Il n’était pas question d’écarter le roi et encore moins de le guillotiner, ce qui sera le cas plus tard, par son entêtement puis, surtout, par sa fuite pour rejoindre les coalisés à l’étranger, ce qui fut considéré comme une trahison à la nation.

Les députés placés à la gauche refusaient donc que le roi ait le pouvoir d’écarter les résolutions du parlement révolutionnaire. Mais la terminologie de gauche va perdurer car au fil du temps cette racine va faire germer d’autres branches qui lui seront rattachée comme la justice sociale, les libertés, la position par rapport au système monarchique, par rapport à la religion, à la lutte des classes, à l’éducation scolaire, et ainsi de suite.

D’ailleurs, au XIXème siècle, on ne parle pas tellement, ou même plus du tout, d’hommes politiques de gauche mais de « républicains ». Et toutes les racines du tronc commun des révolutionnaires placés à gauche du bureau de l’Assemblée vont faire grandir les mêmes revendications de départ. La république, la laïcité, le socialisme, la liberté syndicale, l’anti-militarisme et bien d’autres déterminants que nous connaissons à la gauche actuelle.

Il fallait un événement fondateur, ou plutôt régénérateur après l’épisode de 1789, ce fut la révolte de la Commune de Paris et les massacres qui s’en suivirent. Il fallait un drapeau, ce fut définitivement le drapeau tricolore alors qu’il s’opposait au drapeau blanc, celui des partisans de l’institution monarchique et ecclesiastique.

Mais la racine commune s’est divisée en branches

Et c’est dès la fin du XIXème siècle que les premières fractures sont apparues, c’est la raison pour laquelle on dit, lorsqu’on évoque l’histoire, « les gauches », au pluriel. Mais deux grands courants seront les principaux, ceux qui, d’une manière très simplifiée, seront dans la mouvance appelée socialiste et ceux qui prendront plus tard la qualification de communiste, après la victoire des Bolchéviques, la création de la nouvelle Russie et la victoire des thèses marxistes dans beaucoup de sociétés et groupements.

Une figure s’élève parmi les autres, pour les partisans de la gauche au début du XXème siècle, celle de Jaurès puis, plus tard , celle de Léon Blum, leader du gouvernement du Front populaire en 1934.

La fracture de la gauche s’est organisée autour d’une divergence de stratégie par rapport au pouvoir et au capitalisme.
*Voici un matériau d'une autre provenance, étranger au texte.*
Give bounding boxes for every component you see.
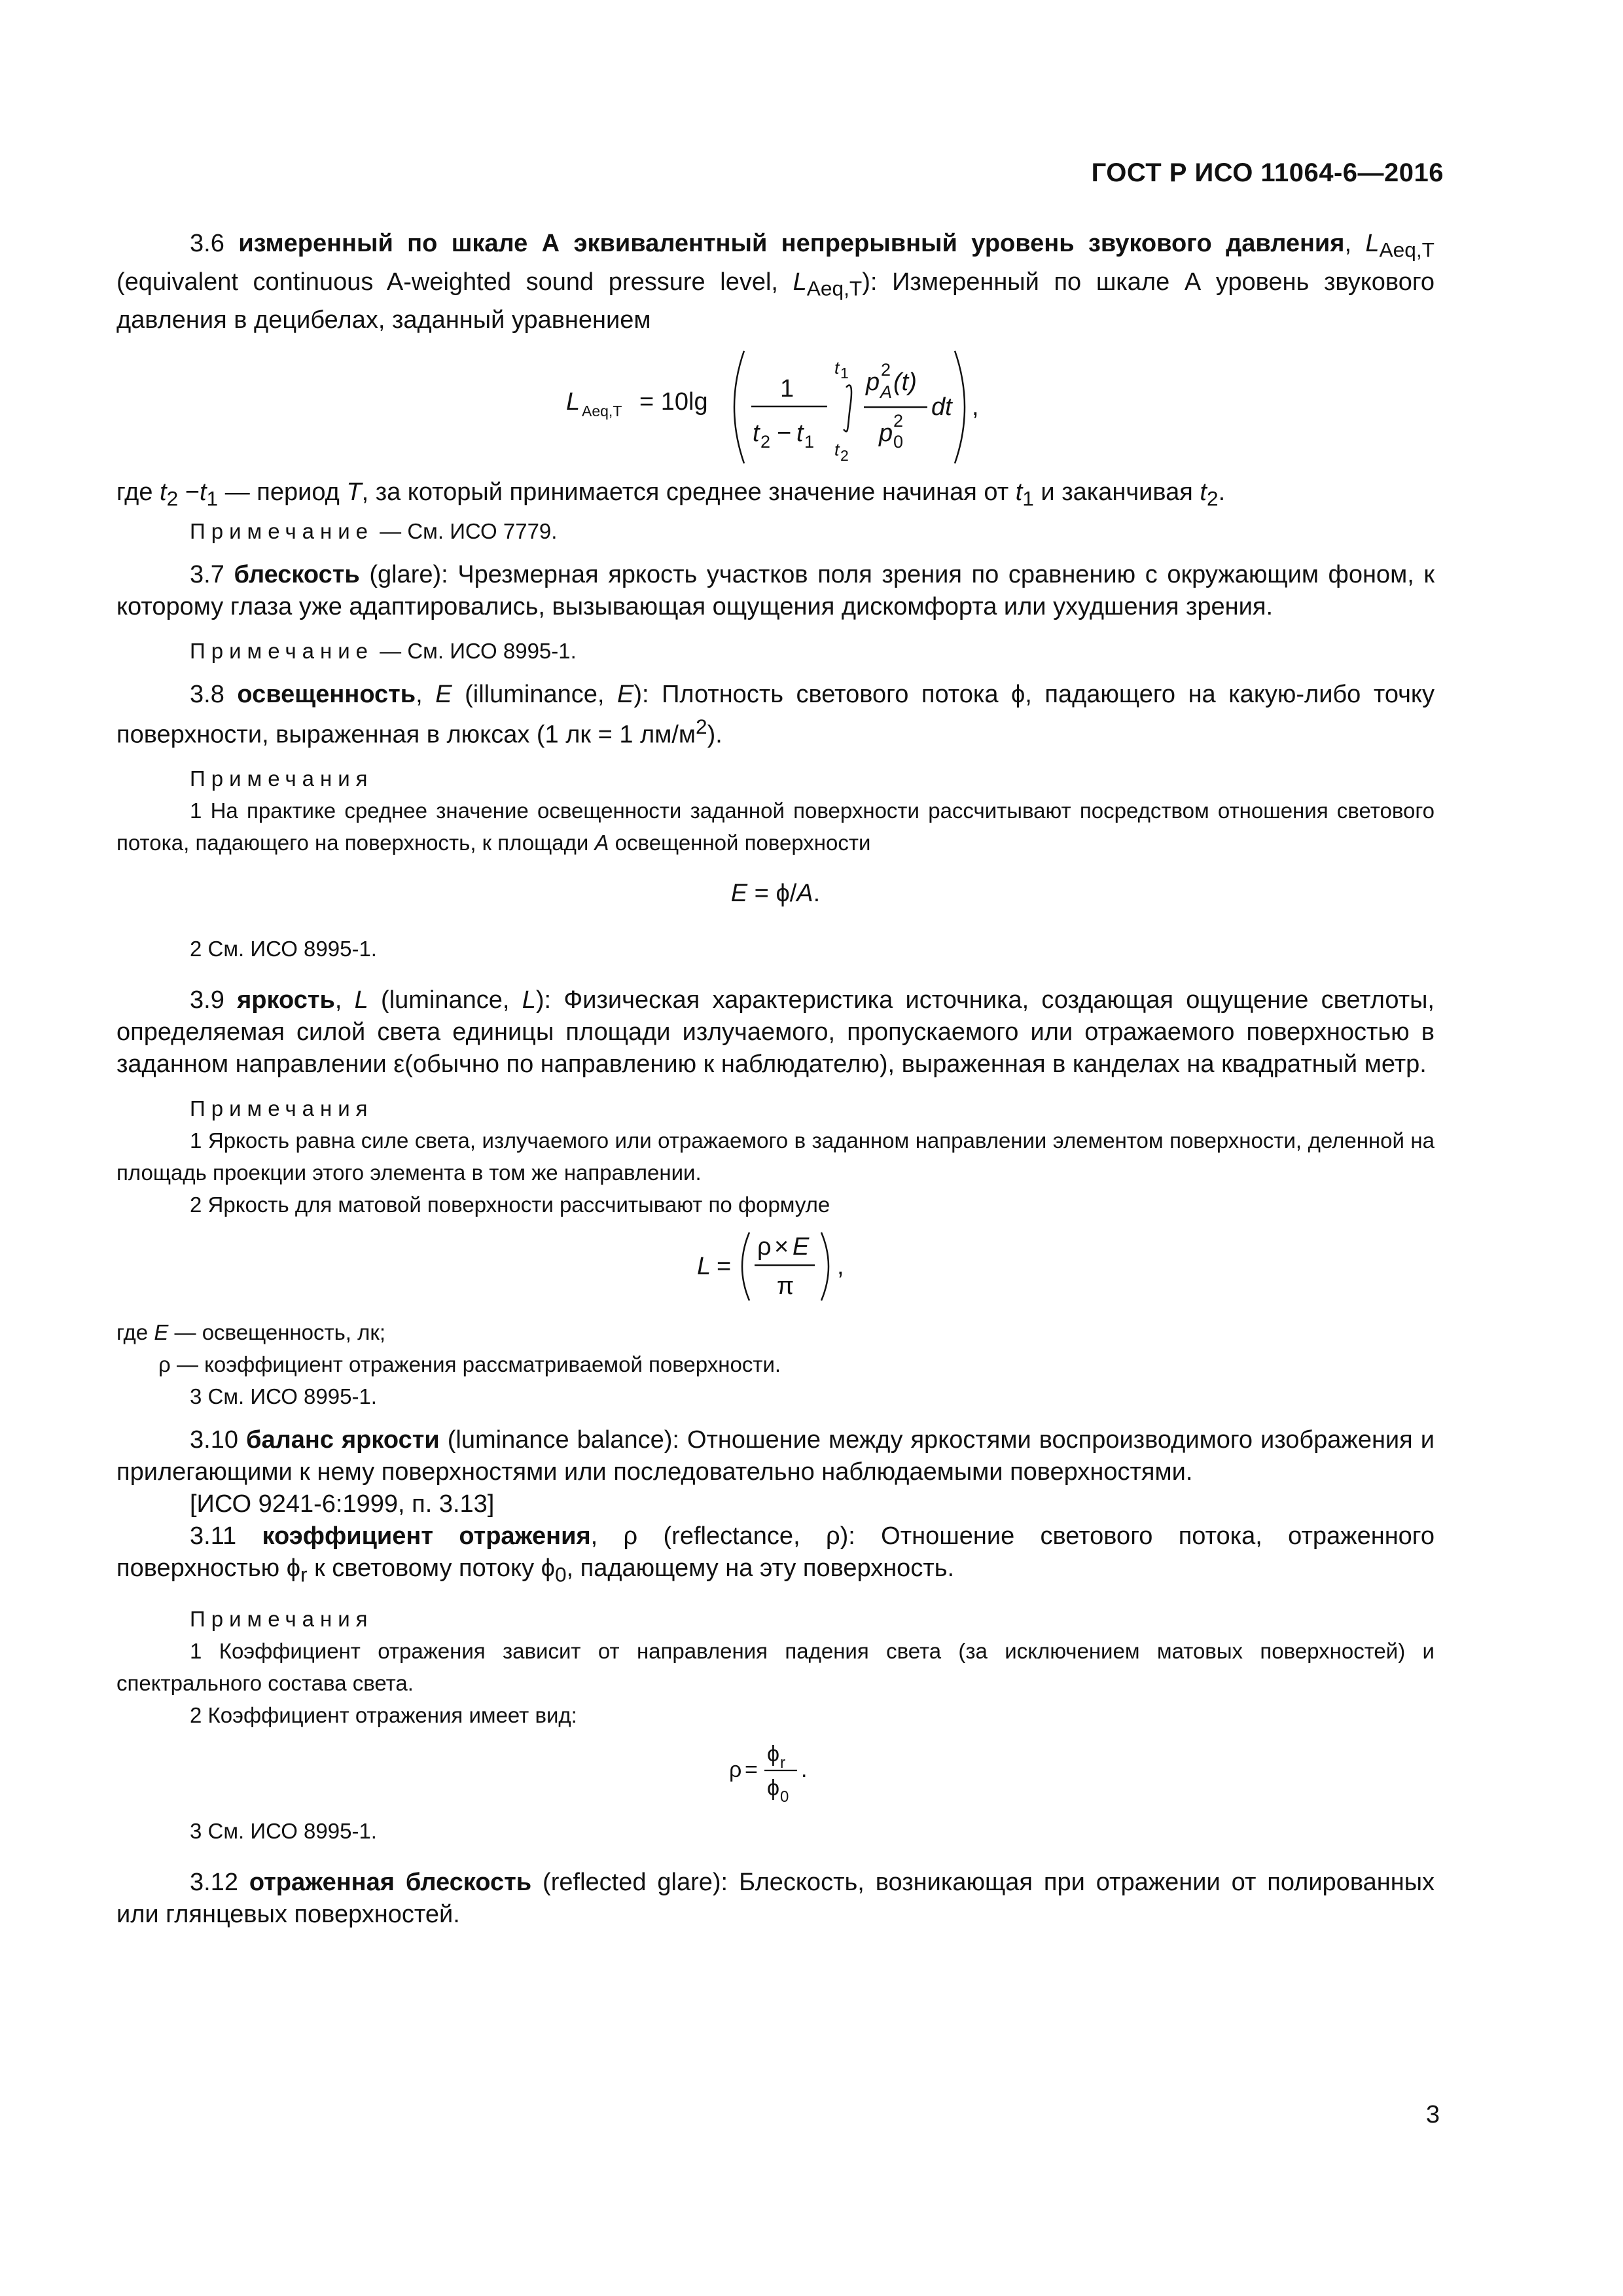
formula-e: E = ϕ/A. <box>730 880 821 908</box>
term-3-6: измеренный по шкале А эквивалентный непрерывный уровень звукового давления <box>238 230 1345 257</box>
formula-rho-eq: = <box>745 1757 758 1783</box>
formula-comma: , <box>972 393 979 422</box>
note-3-9-2: 2 Яркость для матовой поверхности рассчитывают по формуле <box>190 1193 830 1217</box>
formula-lower-limit-sub: 2 <box>840 447 849 465</box>
term-3-8: освещенность <box>237 680 416 708</box>
definition-3-8: 3.8 освещенность, E (illuminance, E): Плотность светового потока ϕ, падающего на какую-либо точку поверхности, выраженная в люксах (1 лк = 1 $лм/м^2$). <box>116 680 1435 749</box>
formula-t2: t <box>753 420 760 448</box>
formula-p0-sub: 0 <box>893 432 904 452</box>
formula-integral-sign <box>844 386 851 432</box>
formula-L: L <box>697 1253 711 1281</box>
note-3-9-3: 3 См. ИСО 8995-1. <box>190 1384 377 1409</box>
term-3-11: коэффициент отражения <box>262 1522 591 1551</box>
formula-lhs-L: L <box>566 388 580 416</box>
note-3-9-1: 1 Яркость равна силе света, излучаемого или отражаемого в заданном направлении элементом поверхности, деленной на площадь проекции этого элемента в том же направлении. <box>116 1128 1435 1185</box>
formula-lhs-sub: Aeq,T <box>582 403 622 420</box>
formula-one: 1 <box>780 375 794 403</box>
formula-l-E: E <box>793 1233 810 1261</box>
formula-rho-lhs: ρ <box>729 1757 742 1783</box>
notes-3-9-title: Примечания <box>190 1096 374 1121</box>
formula-l-comma: , <box>837 1253 844 1281</box>
where-3-9-rho: ρ — коэффициент отражения рассматриваемой поверхности. <box>158 1352 781 1377</box>
formula-pi: π <box>777 1272 794 1300</box>
note-3-8-1: 1 На практике среднее значение освещенности заданной поверхности рассчитывают посредством отношения светового потока, падающего на поверхность, к площади A освещенной поверхности <box>116 798 1435 855</box>
where-3-6: где $t_2 -t_1$ — период T, за который принимается среднее значение начиная от $t_1$ и заканчивая $t_2$. <box>116 478 1226 511</box>
term-3-9: яркость <box>237 986 335 1014</box>
formula-rho-sub-0: 0 <box>780 1788 789 1806</box>
page-number: 3 <box>1425 2101 1440 2128</box>
definition-3-11: 3.11 коэффициент отражения, ρ (reflectance, ρ): Отношение светового потока, отраженного поверхностью $\phi_r$ к световому потоку $\phi_0$, падающему на эту поверхность. <box>116 1522 1435 1587</box>
term-3-10: баланс яркости <box>246 1426 440 1454</box>
formula-laeq-svg <box>566 343 985 471</box>
formula-right-paren <box>955 351 965 463</box>
notes-3-11-title: Примечания <box>190 1607 374 1632</box>
reference-3-10: [ИСО 9241-6:1999, п. 3.13] <box>190 1490 495 1518</box>
formula-upper-limit-sub: 1 <box>840 365 849 382</box>
formula-rho-phi-r: ϕ <box>767 1742 780 1767</box>
formula-t1: t <box>796 420 804 448</box>
formula-t2-sub: 2 <box>760 432 771 452</box>
term-3-12: отраженная блескость <box>249 1869 532 1897</box>
note-3-11-3: 3 См. ИСО 8995-1. <box>190 1819 377 1844</box>
formula-l-left-paren <box>742 1232 749 1300</box>
note-3-7: Примечание — См. ИСО 8995-1. <box>190 638 577 663</box>
notes-3-8-title: Примечания <box>190 766 374 791</box>
definition-3-9: 3.9 яркость, L (luminance, L): Физическая характеристика источника, создающая ощущение светлоты, определяемая силой света единицы площади излучаемого, пропускаемого или отражаемого поверхностью в заданном направлении ε(обычно по направлению к наблюдателю), выраженная в канделах на квадратный метр. <box>116 986 1435 1079</box>
formula-rho-svg <box>726 1731 825 1810</box>
formula-rho-dot: . <box>801 1757 808 1783</box>
note-3-11-1: 1 Коэффициент отражения зависит от направления падения света (за исключением матовых поверхностей) и спектрального состава света. <box>116 1639 1435 1696</box>
formula-minus: − <box>777 420 792 448</box>
note-3-8-2: 2 См. ИСО 8995-1. <box>190 937 377 961</box>
formula-rho <box>116 1731 1435 1810</box>
formula-p: p <box>866 368 880 397</box>
formula-l-eq: = <box>717 1253 732 1281</box>
formula-laeq <box>116 343 1435 471</box>
formula-l-right-paren <box>821 1232 829 1300</box>
formula-p-sup: 2 <box>881 360 891 380</box>
document-code: ГОСТ Р ИСО 11064-6—2016 <box>1091 158 1444 187</box>
formula-p0: p <box>879 420 893 448</box>
formula-upper-limit-t: t <box>834 358 840 378</box>
note-3-11-2: 2 Коэффициент отражения имеет вид: <box>190 1703 577 1728</box>
formula-t1-sub: 1 <box>804 432 815 452</box>
formula-lower-limit-t: t <box>834 440 840 460</box>
note-3-6: Примечание — См. ИСО 7779. <box>190 518 558 543</box>
formula-arg: (t) <box>893 368 917 397</box>
definition-3-6: 3.6 измеренный по шкале А эквивалентный непрерывный уровень звукового давления, $L_{Aeq,T}$ (equivalent continuous A-weighted sound pressure level, $L_{Aeq,T}$): Измеренный по шкале А уровень звукового давления в децибелах, заданный уравнением <box>116 230 1435 334</box>
formula-p0-sup: 2 <box>893 411 904 431</box>
formula-p-sub-A: A <box>880 382 893 403</box>
where-3-9-e: где E — освещенность, лк; <box>116 1320 386 1345</box>
formula-rho: ρ <box>757 1233 772 1261</box>
formula-times: × <box>774 1233 789 1261</box>
formula-eq: = 10lg <box>639 388 708 416</box>
definition-3-12: 3.12 отраженная блескость (reflected glare): Блескость, возникающая при отражении от полированных или глянцевых поверхностей. <box>116 1869 1435 1929</box>
document-body <box>116 228 1435 1931</box>
formula-rho-sub-r: r <box>780 1754 785 1772</box>
formula-left-paren <box>734 351 744 463</box>
formula-l <box>116 1221 1435 1312</box>
definition-3-7: 3.7 блескость (glare): Чрезмерная яркость участков поля зрения по сравнению с окружающим фоном, к которому глаза уже адаптировались, вызывающая ощущения дискомфорта или ухудшения зрения. <box>116 560 1435 620</box>
term-3-7: блескость <box>234 560 360 588</box>
formula-l-svg <box>697 1221 854 1312</box>
formula-dt: dt <box>931 393 952 422</box>
definition-3-10: 3.10 баланс яркости (luminance balance): Отношение между яркостями воспроизводимого изображения и прилегающими к нему поверхностями или последовательно наблюдаемыми поверхностями. <box>116 1426 1435 1486</box>
formula-rho-phi-0: ϕ <box>767 1776 780 1801</box>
Et c’est ainsi, d’une manière très simplifiée mais tout à fait juste, que nous retrouvons ces deux gauches à l’époque contemporaine. Celle, héritière du courant socialiste, elle-même fracturée par d’autres tendances et celle héritière du mouvement communiste, incarné par le Parti communiste et par des mouvements encore plus à gauche et qui sont, de nos jours, beaucoup plus puissants que lui.
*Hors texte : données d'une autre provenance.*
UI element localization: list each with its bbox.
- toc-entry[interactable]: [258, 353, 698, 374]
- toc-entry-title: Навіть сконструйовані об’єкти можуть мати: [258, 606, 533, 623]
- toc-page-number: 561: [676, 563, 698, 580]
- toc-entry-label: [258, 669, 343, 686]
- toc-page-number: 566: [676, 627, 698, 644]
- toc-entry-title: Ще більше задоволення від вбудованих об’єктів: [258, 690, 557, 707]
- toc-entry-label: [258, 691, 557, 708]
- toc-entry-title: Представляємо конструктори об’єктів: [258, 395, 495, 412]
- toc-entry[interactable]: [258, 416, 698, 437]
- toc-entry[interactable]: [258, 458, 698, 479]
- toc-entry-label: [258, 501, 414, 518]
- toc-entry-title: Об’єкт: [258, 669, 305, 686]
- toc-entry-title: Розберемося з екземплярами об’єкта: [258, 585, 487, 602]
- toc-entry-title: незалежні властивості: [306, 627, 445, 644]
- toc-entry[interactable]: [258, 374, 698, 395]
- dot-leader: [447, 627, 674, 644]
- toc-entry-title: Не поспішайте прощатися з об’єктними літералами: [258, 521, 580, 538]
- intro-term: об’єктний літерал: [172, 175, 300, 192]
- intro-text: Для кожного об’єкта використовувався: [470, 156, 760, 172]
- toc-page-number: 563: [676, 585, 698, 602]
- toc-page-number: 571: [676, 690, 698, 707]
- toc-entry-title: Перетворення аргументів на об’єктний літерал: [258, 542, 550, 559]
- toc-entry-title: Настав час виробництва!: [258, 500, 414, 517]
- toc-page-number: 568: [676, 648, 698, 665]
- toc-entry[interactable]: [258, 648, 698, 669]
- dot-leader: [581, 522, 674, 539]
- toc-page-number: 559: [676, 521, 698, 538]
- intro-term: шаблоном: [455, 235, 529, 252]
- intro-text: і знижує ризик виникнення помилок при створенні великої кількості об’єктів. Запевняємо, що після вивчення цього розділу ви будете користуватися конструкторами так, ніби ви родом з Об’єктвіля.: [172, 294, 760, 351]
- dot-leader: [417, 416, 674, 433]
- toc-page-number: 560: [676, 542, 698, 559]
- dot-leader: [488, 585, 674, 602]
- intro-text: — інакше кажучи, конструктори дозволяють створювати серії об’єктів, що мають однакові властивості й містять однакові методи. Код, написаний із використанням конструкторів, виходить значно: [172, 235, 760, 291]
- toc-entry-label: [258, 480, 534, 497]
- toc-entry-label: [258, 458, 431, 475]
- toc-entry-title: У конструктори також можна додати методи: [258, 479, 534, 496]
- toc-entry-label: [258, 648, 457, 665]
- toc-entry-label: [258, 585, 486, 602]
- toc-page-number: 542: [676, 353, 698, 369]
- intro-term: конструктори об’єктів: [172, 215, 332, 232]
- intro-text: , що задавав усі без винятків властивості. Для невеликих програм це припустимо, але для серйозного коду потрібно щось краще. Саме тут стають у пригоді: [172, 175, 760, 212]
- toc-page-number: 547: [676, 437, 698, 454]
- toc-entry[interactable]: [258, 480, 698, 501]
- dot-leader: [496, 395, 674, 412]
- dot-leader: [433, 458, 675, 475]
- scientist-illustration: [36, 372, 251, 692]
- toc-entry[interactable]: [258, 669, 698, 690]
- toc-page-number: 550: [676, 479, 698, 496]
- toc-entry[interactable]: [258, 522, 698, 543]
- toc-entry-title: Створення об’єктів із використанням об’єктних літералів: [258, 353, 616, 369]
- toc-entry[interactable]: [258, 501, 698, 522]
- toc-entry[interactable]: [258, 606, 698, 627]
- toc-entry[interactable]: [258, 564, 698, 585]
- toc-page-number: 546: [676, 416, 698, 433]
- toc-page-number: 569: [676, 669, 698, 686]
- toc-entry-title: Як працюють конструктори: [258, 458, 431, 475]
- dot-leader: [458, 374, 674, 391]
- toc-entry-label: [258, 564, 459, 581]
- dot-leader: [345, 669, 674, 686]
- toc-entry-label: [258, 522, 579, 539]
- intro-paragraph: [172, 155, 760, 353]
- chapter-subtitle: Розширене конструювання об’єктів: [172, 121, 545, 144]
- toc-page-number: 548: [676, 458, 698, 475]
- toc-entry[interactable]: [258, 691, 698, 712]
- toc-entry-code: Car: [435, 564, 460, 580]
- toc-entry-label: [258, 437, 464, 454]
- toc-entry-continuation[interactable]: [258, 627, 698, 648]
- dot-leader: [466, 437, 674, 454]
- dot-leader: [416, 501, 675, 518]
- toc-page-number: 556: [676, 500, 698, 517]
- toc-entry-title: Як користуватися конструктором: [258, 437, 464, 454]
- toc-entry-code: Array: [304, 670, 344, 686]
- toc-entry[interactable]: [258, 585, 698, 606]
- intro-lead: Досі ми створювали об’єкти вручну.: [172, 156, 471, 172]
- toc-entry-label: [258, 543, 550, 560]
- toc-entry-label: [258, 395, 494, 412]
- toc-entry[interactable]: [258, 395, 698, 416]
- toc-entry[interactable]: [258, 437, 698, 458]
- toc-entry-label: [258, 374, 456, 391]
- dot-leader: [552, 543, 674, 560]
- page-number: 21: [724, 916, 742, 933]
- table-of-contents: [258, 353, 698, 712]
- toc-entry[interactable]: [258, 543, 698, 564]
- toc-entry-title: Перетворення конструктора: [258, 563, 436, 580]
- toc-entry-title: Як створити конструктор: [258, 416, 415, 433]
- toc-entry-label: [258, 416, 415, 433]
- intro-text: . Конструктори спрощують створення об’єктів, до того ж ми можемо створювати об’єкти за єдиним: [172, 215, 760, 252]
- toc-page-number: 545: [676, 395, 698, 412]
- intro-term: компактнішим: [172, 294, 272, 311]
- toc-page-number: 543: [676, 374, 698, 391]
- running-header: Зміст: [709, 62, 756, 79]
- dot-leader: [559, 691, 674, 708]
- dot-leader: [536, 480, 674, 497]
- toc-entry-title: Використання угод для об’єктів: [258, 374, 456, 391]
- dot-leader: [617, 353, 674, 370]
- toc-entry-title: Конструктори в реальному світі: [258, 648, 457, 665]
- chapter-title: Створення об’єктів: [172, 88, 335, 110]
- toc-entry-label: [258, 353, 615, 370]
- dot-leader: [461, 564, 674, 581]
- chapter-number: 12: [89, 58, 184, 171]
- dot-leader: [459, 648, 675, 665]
Et c’est cette idée de stratégie qui est encore présente. Le mouvement socialiste prendra une coloration « socio-démocrate », une tendance largement partagée par les mouvements de gauche des grands pays européens. C’est l’idée d’une gauche réconciliée avec l’économie de marché (et  avec la démocratie, ce dont les communistes avaient tendance à écarter lorsqu’il s’agissait des intérêts du peuple) et dont l’objectif est de le réguler pour assurer la bonne répartition des richesses.

C’est ainsi que Michel Rocard a même inventé le concept de la « troisième gauche » lorsque les partisans du parti socialiste avaient traîné des pieds pour sortir de leur orthodoxie afin de se diriger plus franchement vers la sociale démocratie. Ce qu’ils finirent par rallier plus tard, consommant la grande fraxture avec l’aile plus radicale, les communistes et l’extrême gauche.

Le front républicain de 2002

La notion de front républicain, en se référant à sa conséquence première, soit l’unité nationale devant le péril, n’est pas nouvelle. On l’a vu avec Napoléon (qui était issu du mouvement révolutionnaire, il ne faut pas l’oublier et ne retenir que l’image de l’Empereur) mais on l’a vu également avec le Conseil National de la Résistance, dirigé par le général De Gaulle et regroupant autour de lui toutes les sensibilités politiques, de droite comme de gauche, y compris les communistes.  

On l’a constaté également en 1981, même si cette fois-ci, il ne s’agissait que de l’idée de rallier la gauche entière autour du programme de François Mitterrand en 1981, avant d’exploser peu de temps plus tard. Les signataires de l’alliance de la gauche considéraient que c’était également un front républicain contre la droite installée depuis des décennies.

Mais c’est en 2002, lors des élections présidentielles, qu’on incrustera véritablement l’expression dans le vocabulaire politique, usuellement reprise jusqu’à nos jours, et donc pour ce second tour des élections régionales du dimanche 27 juin 2021.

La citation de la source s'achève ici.